Three Ridges Overlook in Fall

I’m also working on a larger version of my earlier painting of Three Ridges in Cloud in my mountain studio.  I want to replace the picture over the fireplace in the mountain house and it needs something big. It’s interesting redoing something that you’ve done before.  The original impressionists did it all the time. I really like the first one I did so I want this one to be just as good.  There’s no doubt it will be different. It is 48×24, so it will be my largest painting.  It will be a while before it’s done, but I will post it when it is.  Below is the first one I did (36×18) which I covered in an earlier post.
Three Ridges in Cloud

Class with Christine Lashley

Last Thursday I played hooky from work and took a plein aire workshop with a local artist named Christine Lashely. I found her because she was one of the chosen artists for the Bath County Plein Aire Festival, which I’ve been following because there is some overlap with artists that I know from classes at Nimrod Hall. I liked her art and noticed that she was local to Northern Virginia, so I got on her mailing list.

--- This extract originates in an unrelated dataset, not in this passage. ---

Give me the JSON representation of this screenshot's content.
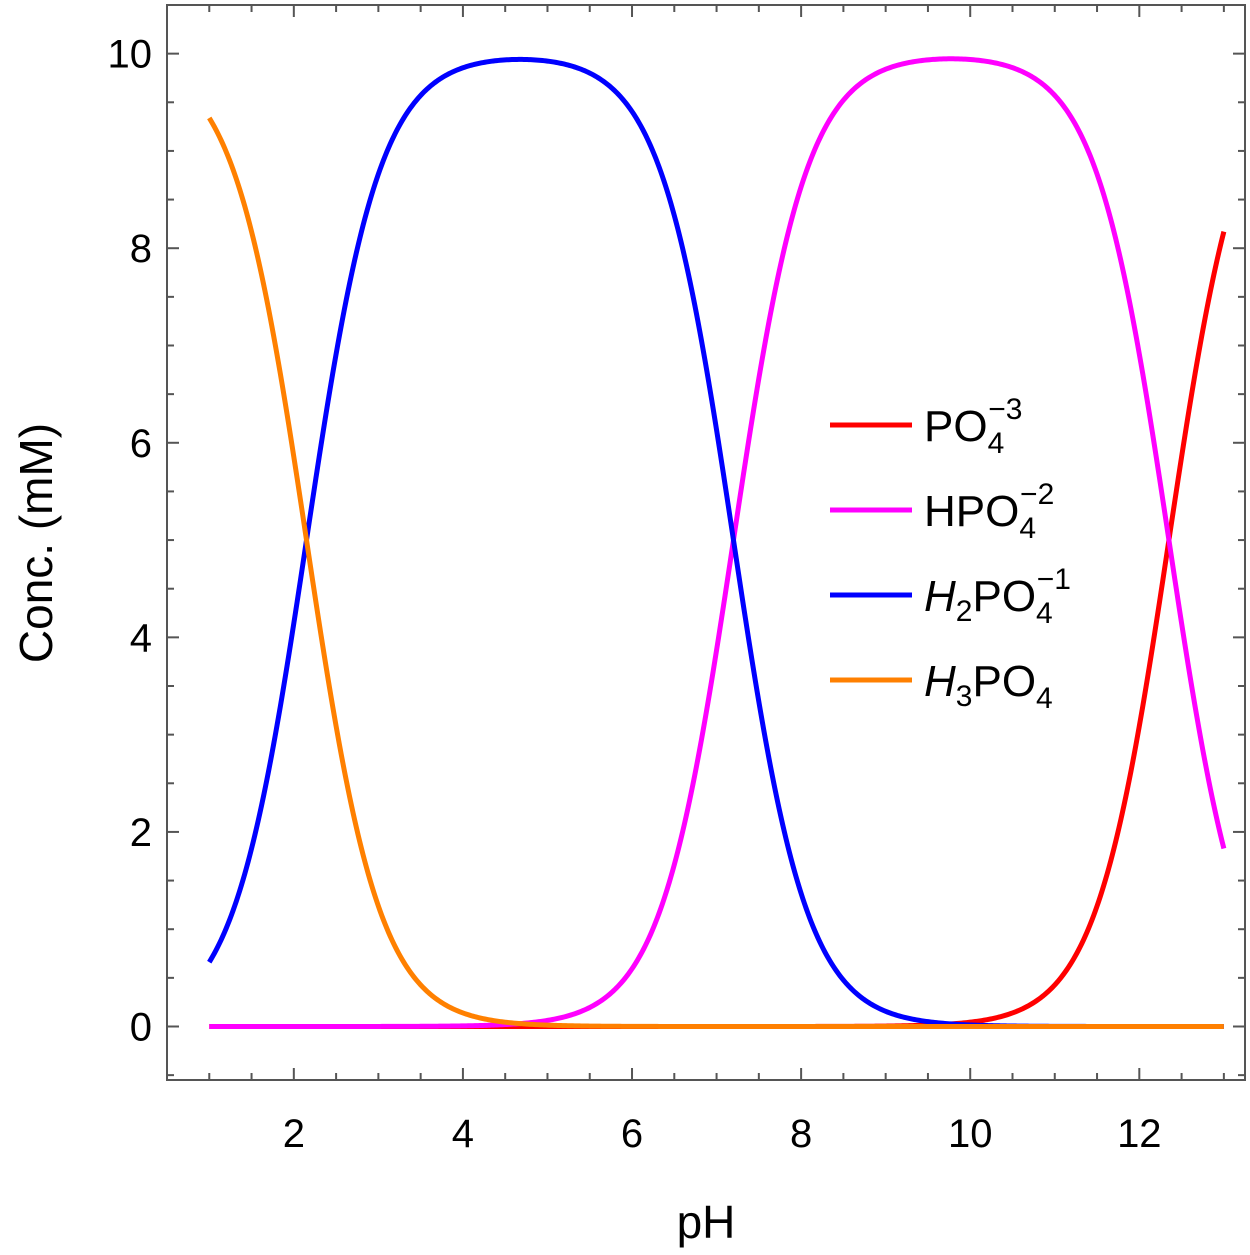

The workshop was held at Ross Farm in Dickerson Maryland near Frederick. It was a lovely setting with a view of Sugarloaf Mountain and lovely barns and buildings. The leaves were pretty close to peak and it was a beautiful day.

We started off with a watercolor of Sugarloaf. My watercolor skills are improving, but still challenged, and I got frustrated and put it away to start on an oil painting. Christine got me to bring it back out and provided some very helpful critique.  One of the first things you learn about her is that she sees purple in everything, but she’s right! She got me to tone down the orange trees on the mountain with purple, which helped account for atmospheric distortion from the distance. She also got me to put on more layers of paint in general, making the work bolder and brighter and more complex. Below is the finished product.

Sugarloaf Watercolor

I say finished, but as it turns out plein aire painting doesn’t allow for perfect. That’s part of what makes it fun. You have to take what you get because you have a limited amount of time and the scene is always changing. Even with the challenges it has many advantages to painting from photos. You see colors that are much more vivid and the depth of the scene is not lost to the flatness of a photo.

After we finished our watercolors we moved out of the wind a little – which was blowing hard enough to blow easels over. I chose to paint the big red barn and the brilliant orange tree that was next to it. I don’t like the perspective of my painting, but once again, plein aire doesn’t allow for perfect.  I do like the colors and the rest of the scene. Once again, Christine provided critique that much improved the painting. Of course we added some purple which once again improved the scene more that I would imagine. She also helped with a new brush technique to smudge the paint in places.  Below is the result of the oil painting session.

Barn Oil

Even a bad day plein aire painting is better than any day at the office. I need to do this more often!